As bombs continue to fall on civilians and hospitals in Idlib, and those who were evacuated from Aleppo, Ghouta, and other besieged areas find themselves again in the crosshairs of the government’s indiscriminate bombs, UN officials need a reality check on how their actions and words are interpreted by victims on the ground. Speaking to CNN in a subsequent interview this month, de Mistura added that “without the UN, in other words, without the capacity to put a face-saving formula for everyone, you will not have sustainable peace.” This is a deeply misguided view of the UN’s role in Syria. What Syrians need now is not a face-saving formula, but an international institution that will fight for their needs and stand by the principles of justice and human rights.
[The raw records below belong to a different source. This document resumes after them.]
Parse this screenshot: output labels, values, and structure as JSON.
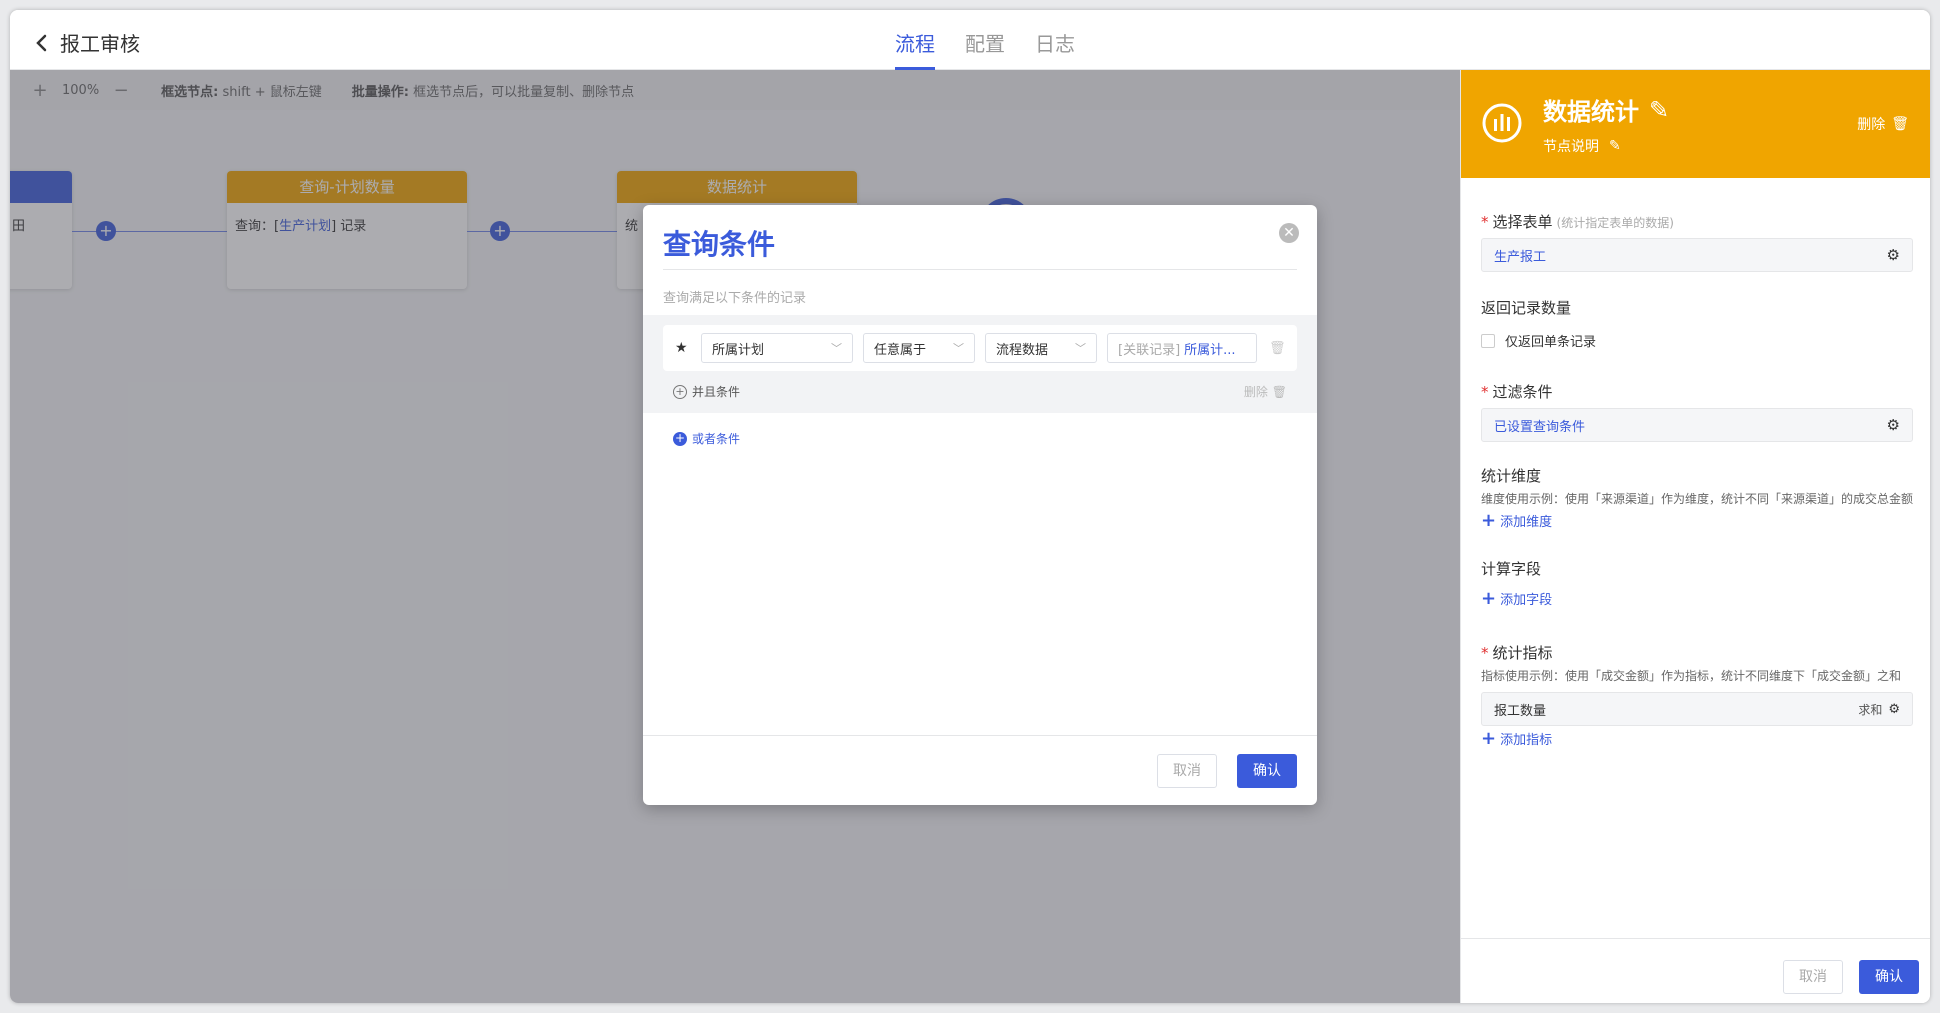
{
  "header": {
    "title": "报工审核",
    "tabs": [
      {
        "label": "流程",
        "active": true
      },
      {
        "label": "配置",
        "active": false
      },
      {
        "label": "日志",
        "active": false
      }
    ]
  },
  "toolbar": {
    "zoom": "100%",
    "hint1_label": "框选节点:",
    "hint1_text": "shift + 鼠标左键",
    "hint2_label": "批量操作:",
    "hint2_text": "框选节点后，可以批量复制、删除节点"
  },
  "nodes": [
    {
      "title": "",
      "body": "田"
    },
    {
      "title": "查询-计划数量",
      "body_prefix": "查询：[",
      "body_link": "生产计划",
      "body_suffix": "] 记录"
    },
    {
      "title": "数据统计",
      "body": "统"
    }
  ],
  "colors": {
    "accent": "#3b5bdb",
    "node_orange": "#f0a500"
  },
  "modal": {
    "title": "查询条件",
    "subtitle": "查询满足以下条件的记录",
    "condition": {
      "field": "所属计划",
      "operator": "任意属于",
      "source": "流程数据",
      "value_placeholder": "[关联记录]",
      "value_link": "所属计..."
    },
    "and_label": "并且条件",
    "delete_label": "删除",
    "or_label": "或者条件",
    "cancel": "取消",
    "ok": "确认"
  },
  "panel": {
    "title": "数据统计",
    "subtitle": "节点说明",
    "delete": "删除",
    "select_form_label": "选择表单",
    "select_form_note": "(统计指定表单的数据)",
    "select_form_value": "生产报工",
    "return_count_label": "返回记录数量",
    "return_single_label": "仅返回单条记录",
    "filter_label": "过滤条件",
    "filter_value": "已设置查询条件",
    "dimension_label": "统计维度",
    "dimension_note": "维度使用示例：使用「来源渠道」作为维度，统计不同「来源渠道」的成交总金额",
    "add_dimension": "添加维度",
    "calc_field_label": "计算字段",
    "add_field": "添加字段",
    "metric_label": "统计指标",
    "metric_note": "指标使用示例：使用「成交金额」作为指标，统计不同维度下「成交金额」之和",
    "metric_value": "报工数量",
    "metric_agg": "求和",
    "add_metric": "添加指标",
    "cancel": "取消",
    "ok": "确认"
  }
}
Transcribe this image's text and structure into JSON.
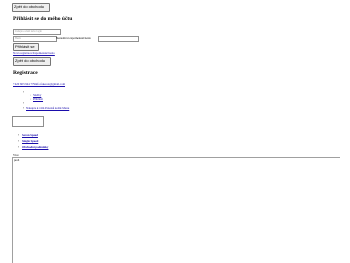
{
  "top_button": "Zpět do obchodu",
  "login": {
    "title": "Přihlásit se do mého účtu",
    "email_placeholder": "Zadejte e-mail nebo login",
    "password_placeholder": "Heslo",
    "remember_label": "Nezadávat zapomenuté heslo",
    "submit_label": "Přihlásit se",
    "links_text": "Nová registrace/Zapomenuté heslo",
    "back_button": "Zpět do obchodu"
  },
  "register": {
    "title": "Registrace",
    "contact": "+420 603 944 779info.fakeout@gmail.com"
  },
  "nav": {
    "items": [
      "Služby",
      "Přihlásit"
    ],
    "cart": "Nakupte k vám Pokoků košík Menu"
  },
  "links": [
    "Seven Speed",
    "Single Speed",
    "Obchodní podmínky"
  ],
  "footer": {
    "label_a": "Více",
    "label_b": "prež"
  }
}
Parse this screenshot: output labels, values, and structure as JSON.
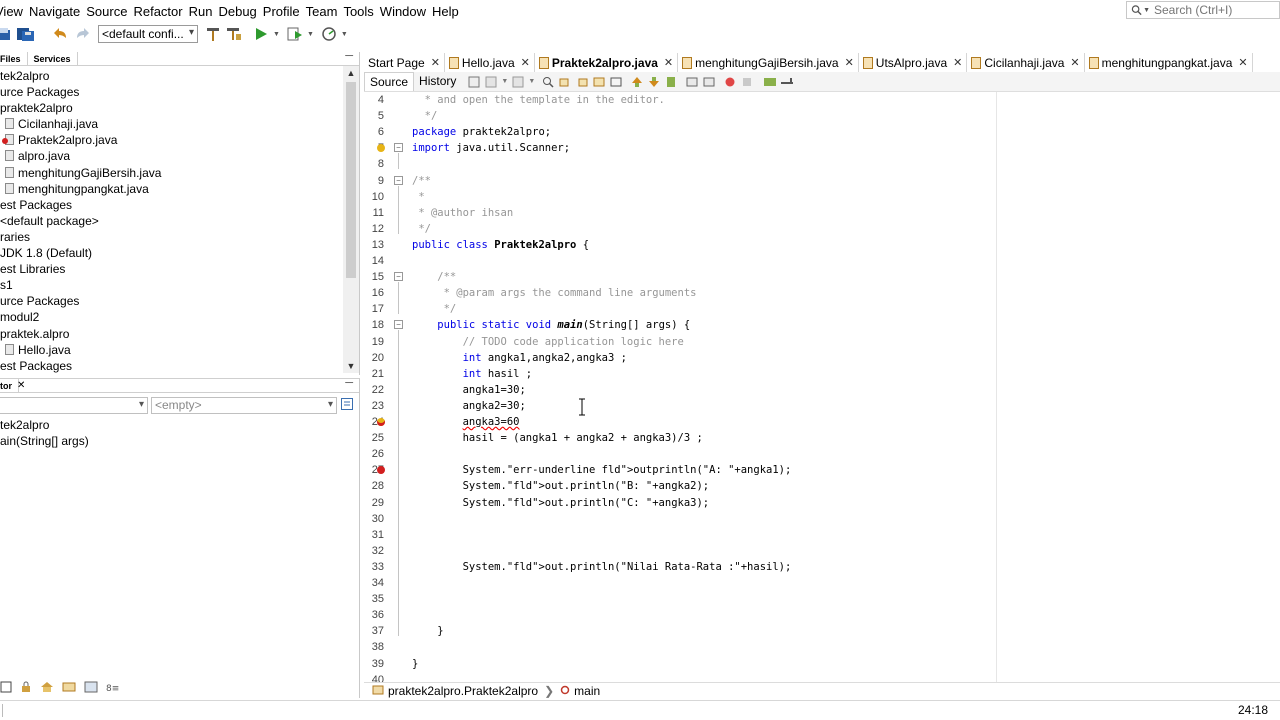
{
  "menubar": [
    "View",
    "Navigate",
    "Source",
    "Refactor",
    "Run",
    "Debug",
    "Profile",
    "Team",
    "Tools",
    "Window",
    "Help"
  ],
  "search": {
    "placeholder": "Search (Ctrl+I)"
  },
  "toolbar": {
    "config": "<default confi..."
  },
  "projects_panel": {
    "tabs": [
      "Files",
      "Services"
    ],
    "tree": [
      {
        "label": "tek2alpro",
        "indent": 0,
        "icon": ""
      },
      {
        "label": "urce Packages",
        "indent": 0,
        "icon": ""
      },
      {
        "label": "praktek2alpro",
        "indent": 0,
        "icon": ""
      },
      {
        "label": "Cicilanhaji.java",
        "indent": 1,
        "icon": "java"
      },
      {
        "label": "Praktek2alpro.java",
        "indent": 1,
        "icon": "java-error"
      },
      {
        "label": "alpro.java",
        "indent": 1,
        "icon": "java"
      },
      {
        "label": "menghitungGajiBersih.java",
        "indent": 1,
        "icon": "java"
      },
      {
        "label": "menghitungpangkat.java",
        "indent": 1,
        "icon": "java"
      },
      {
        "label": "est Packages",
        "indent": 0,
        "icon": ""
      },
      {
        "label": "<default package>",
        "indent": 0,
        "icon": ""
      },
      {
        "label": "raries",
        "indent": 0,
        "icon": ""
      },
      {
        "label": "JDK 1.8 (Default)",
        "indent": 0,
        "icon": ""
      },
      {
        "label": "est Libraries",
        "indent": 0,
        "icon": ""
      },
      {
        "label": "s1",
        "indent": 0,
        "icon": ""
      },
      {
        "label": "urce Packages",
        "indent": 0,
        "icon": ""
      },
      {
        "label": "modul2",
        "indent": 0,
        "icon": ""
      },
      {
        "label": "praktek.alpro",
        "indent": 0,
        "icon": ""
      },
      {
        "label": "Hello.java",
        "indent": 1,
        "icon": "java"
      },
      {
        "label": "est Packages",
        "indent": 0,
        "icon": ""
      }
    ]
  },
  "navigator": {
    "title": "tor",
    "filter_value": "",
    "member_placeholder": "<empty>",
    "items": [
      "tek2alpro",
      "ain(String[] args)"
    ]
  },
  "editor": {
    "tabs": [
      {
        "label": "Start Page",
        "active": false
      },
      {
        "label": "Hello.java",
        "active": false
      },
      {
        "label": "Praktek2alpro.java",
        "active": true
      },
      {
        "label": "menghitungGajiBersih.java",
        "active": false
      },
      {
        "label": "UtsAlpro.java",
        "active": false
      },
      {
        "label": "Cicilanhaji.java",
        "active": false
      },
      {
        "label": "menghitungpangkat.java",
        "active": false
      }
    ],
    "view_tabs": [
      "Source",
      "History"
    ],
    "lines": [
      {
        "n": "4",
        "t": "  * and open the template in the editor.",
        "cls": "cm"
      },
      {
        "n": "5",
        "t": "  */",
        "cls": "cm"
      },
      {
        "n": "6",
        "t": "package praktek2alpro;",
        "cls": "pkg"
      },
      {
        "n": "7",
        "t": "import java.util.Scanner;",
        "cls": "imp"
      },
      {
        "n": "8",
        "t": "",
        "cls": ""
      },
      {
        "n": "9",
        "t": "/**",
        "cls": "cm"
      },
      {
        "n": "10",
        "t": " *",
        "cls": "cm"
      },
      {
        "n": "11",
        "t": " * @author ihsan",
        "cls": "cm"
      },
      {
        "n": "12",
        "t": " */",
        "cls": "cm"
      },
      {
        "n": "13",
        "t": "public class Praktek2alpro {",
        "cls": "cls"
      },
      {
        "n": "14",
        "t": "",
        "cls": ""
      },
      {
        "n": "15",
        "t": "    /**",
        "cls": "cm"
      },
      {
        "n": "16",
        "t": "     * @param args the command line arguments",
        "cls": "cm"
      },
      {
        "n": "17",
        "t": "     */",
        "cls": "cm"
      },
      {
        "n": "18",
        "t": "    public static void main(String[] args) {",
        "cls": "main"
      },
      {
        "n": "19",
        "t": "        // TODO code application logic here",
        "cls": "cm"
      },
      {
        "n": "20",
        "t": "        int angka1,angka2,angka3 ;",
        "cls": "int"
      },
      {
        "n": "21",
        "t": "        int hasil ;",
        "cls": "int"
      },
      {
        "n": "22",
        "t": "        angka1=30;",
        "cls": ""
      },
      {
        "n": "23",
        "t": "        angka2=30;",
        "cls": ""
      },
      {
        "n": "24",
        "t": "        angka3=60",
        "cls": "errline"
      },
      {
        "n": "25",
        "t": "        hasil = (angka1 + angka2 + angka3)/3 ;",
        "cls": ""
      },
      {
        "n": "26",
        "t": "",
        "cls": ""
      },
      {
        "n": "27",
        "t": "        System.outprintln(\"A: \"+angka1);",
        "cls": "p27"
      },
      {
        "n": "28",
        "t": "        System.out.println(\"B: \"+angka2);",
        "cls": "p28"
      },
      {
        "n": "29",
        "t": "        System.out.println(\"C: \"+angka3);",
        "cls": "p29"
      },
      {
        "n": "30",
        "t": "",
        "cls": ""
      },
      {
        "n": "31",
        "t": "",
        "cls": ""
      },
      {
        "n": "32",
        "t": "",
        "cls": ""
      },
      {
        "n": "33",
        "t": "        System.out.println(\"Nilai Rata-Rata :\"+hasil);",
        "cls": "p33"
      },
      {
        "n": "34",
        "t": "",
        "cls": ""
      },
      {
        "n": "35",
        "t": "",
        "cls": ""
      },
      {
        "n": "36",
        "t": "",
        "cls": ""
      },
      {
        "n": "37",
        "t": "    }",
        "cls": ""
      },
      {
        "n": "38",
        "t": "",
        "cls": ""
      },
      {
        "n": "39",
        "t": "}",
        "cls": ""
      },
      {
        "n": "40",
        "t": "",
        "cls": ""
      }
    ]
  },
  "breadcrumb": {
    "class": "praktek2alpro.Praktek2alpro",
    "method": "main"
  },
  "status": {
    "position": "24:18"
  },
  "colors": {
    "keyword": "#0000e6",
    "comment": "#969696",
    "string": "#ce7b00",
    "field": "#009900",
    "error": "#d21f1f"
  }
}
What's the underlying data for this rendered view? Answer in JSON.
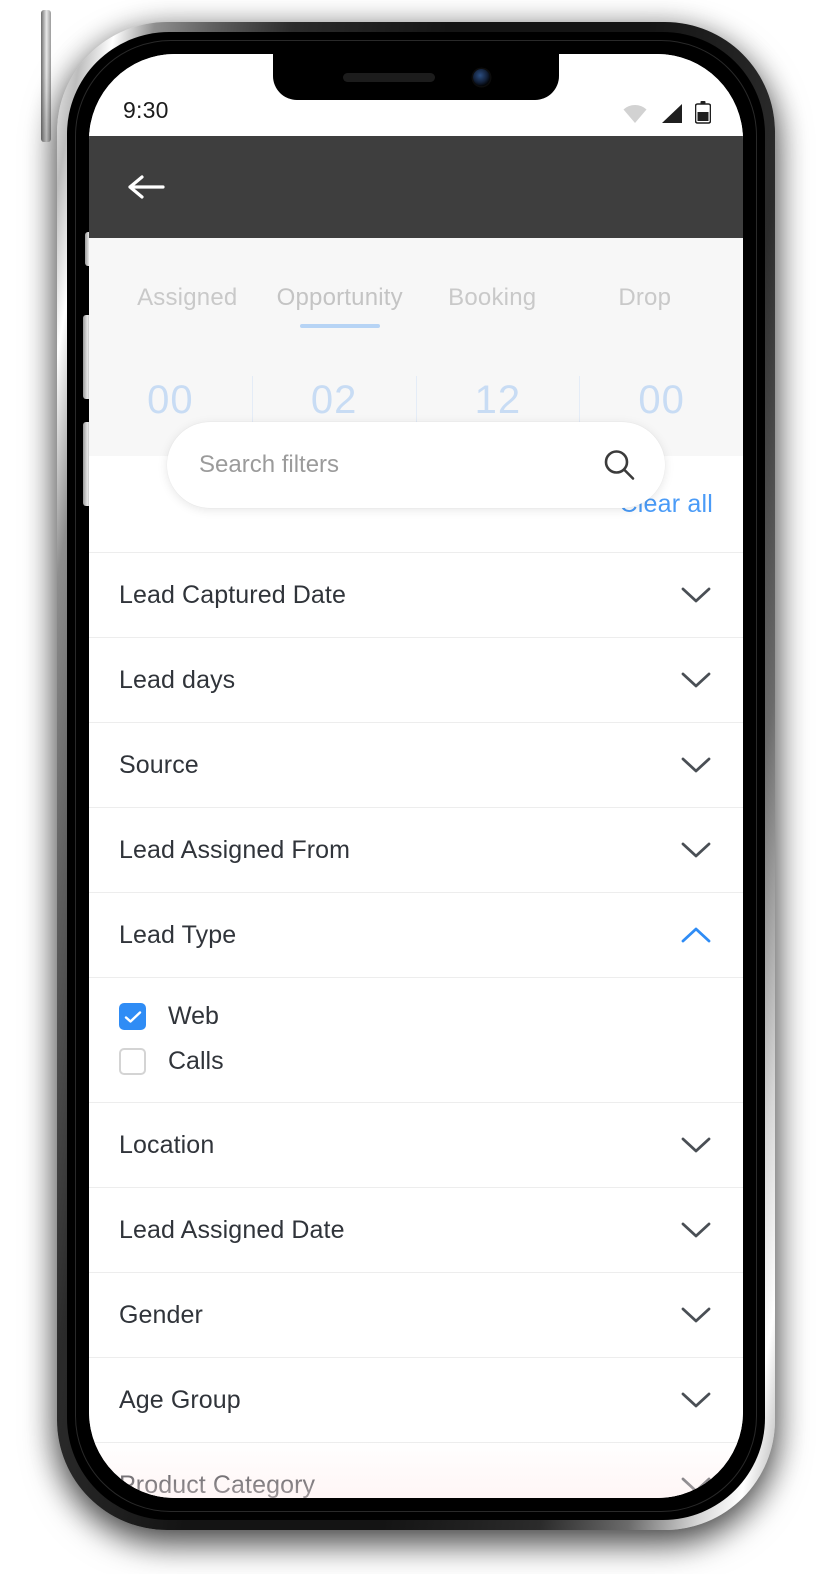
{
  "status_bar": {
    "time": "9:30",
    "icons": [
      "wifi-icon",
      "signal-icon",
      "battery-icon"
    ]
  },
  "toolbar": {
    "back_icon": "back-arrow-icon",
    "background_color": "#3e3e3e"
  },
  "tabs": [
    {
      "label": "Assigned",
      "active": false
    },
    {
      "label": "Opportunity",
      "active": true
    },
    {
      "label": "Booking",
      "active": false
    },
    {
      "label": "Drop",
      "active": false
    }
  ],
  "counters": [
    "00",
    "02",
    "12",
    "00"
  ],
  "search": {
    "placeholder": "Search filters",
    "value": "",
    "icon": "search-icon"
  },
  "filter_panel": {
    "clear_all_label": "Clear all",
    "accent_color": "#4a9bf7",
    "rows": [
      {
        "label": "Lead Captured Date",
        "expanded": false
      },
      {
        "label": "Lead days",
        "expanded": false
      },
      {
        "label": "Source",
        "expanded": false
      },
      {
        "label": "Lead Assigned From",
        "expanded": false
      },
      {
        "label": "Lead Type",
        "expanded": true
      },
      {
        "label": "Location",
        "expanded": false
      },
      {
        "label": "Lead Assigned Date",
        "expanded": false
      },
      {
        "label": "Gender",
        "expanded": false
      },
      {
        "label": "Age Group",
        "expanded": false
      },
      {
        "label": "Product Category",
        "expanded": false
      }
    ],
    "lead_type_options": [
      {
        "label": "Web",
        "checked": true
      },
      {
        "label": "Calls",
        "checked": false
      }
    ]
  },
  "colors": {
    "accent_blue": "#2f8cf5",
    "link_blue": "#4a9bf7",
    "toolbar_gray": "#3e3e3e",
    "text_primary": "#30343a",
    "counter_blue": "#c8dcf4"
  }
}
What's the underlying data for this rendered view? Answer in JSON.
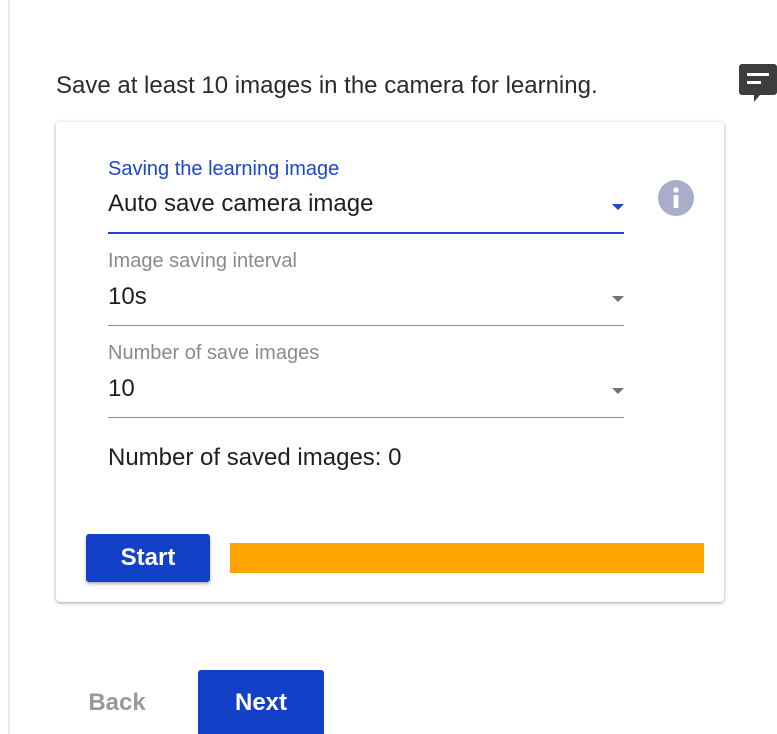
{
  "instruction": "Save at least 10 images in the camera for learning.",
  "icons": {
    "feedback": "comment-icon",
    "info": "info-icon",
    "dropdown": "caret-down-icon"
  },
  "colors": {
    "accent": "#1241c8",
    "progress": "#ffa500",
    "label_active": "#1c46d0"
  },
  "form": {
    "saving_mode": {
      "label": "Saving the learning image",
      "value": "Auto save camera image"
    },
    "interval": {
      "label": "Image saving interval",
      "value": "10s"
    },
    "save_count": {
      "label": "Number of save images",
      "value": "10"
    },
    "saved_images_text": "Number of saved images: 0"
  },
  "actions": {
    "start_label": "Start",
    "progress_fraction": 1.0
  },
  "nav": {
    "back_label": "Back",
    "next_label": "Next"
  }
}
Rather than indulging in face-saving and self-laudatory statements and efforts, the UN needs to support Syrian victims on the issues that matter. This includes: clear action against the continued onslaught in Idlib; identification of Syrian and Russian forces for culpability in their deliberate attacks against medical facilities; demands for the release of political detainees and information on forcibly disappeared persons; and calls for the safe return of forcibly displaced persons.
De Mistura’s successor, Geir Pedersen, has laudably made significant strides in consulting the Syrian community and highlighting key issues such as detainees and missing persons. However, these efforts now threaten to be overshadowed by the recent formation of the constitutional committee, the membership of which was largely determined through the Russian-led ‘Astana process’. Syrians are doubtful that a new constitution would lead to meaningful change in the absence of a genuine political transition. Meanwhile, Assad has already made clear that Damascus will not be legally bound by any decisions made by the committee. These efforts, however, have not stopped UN officials from lauding the committee as a breakthrough. UN Secretary General Antonio Guterres called its formation “a landmark, a foundation for progress, and in itself a clear success of mediation.” Pedersen, in turn, said that the committee should be “a sign of hope for the long-suffering Syrian people.”
To learn the lessons of de Mistura’s tenure, Pedersen and the UN must now be honest about its current position and past failures. This includes the limitations of the constitution committee, the unaddressed issue of accountability, and the need for political reform and transitions. The UN cannot seek an easy solution by whitewashing the Syrian government’s violations over the past eight years, nor the UN’s failure to prevent them. Without accounting for the past, the UN’s perspective on Syria will continue to be fundamentally at odds with the Syrian communities victimized in the war.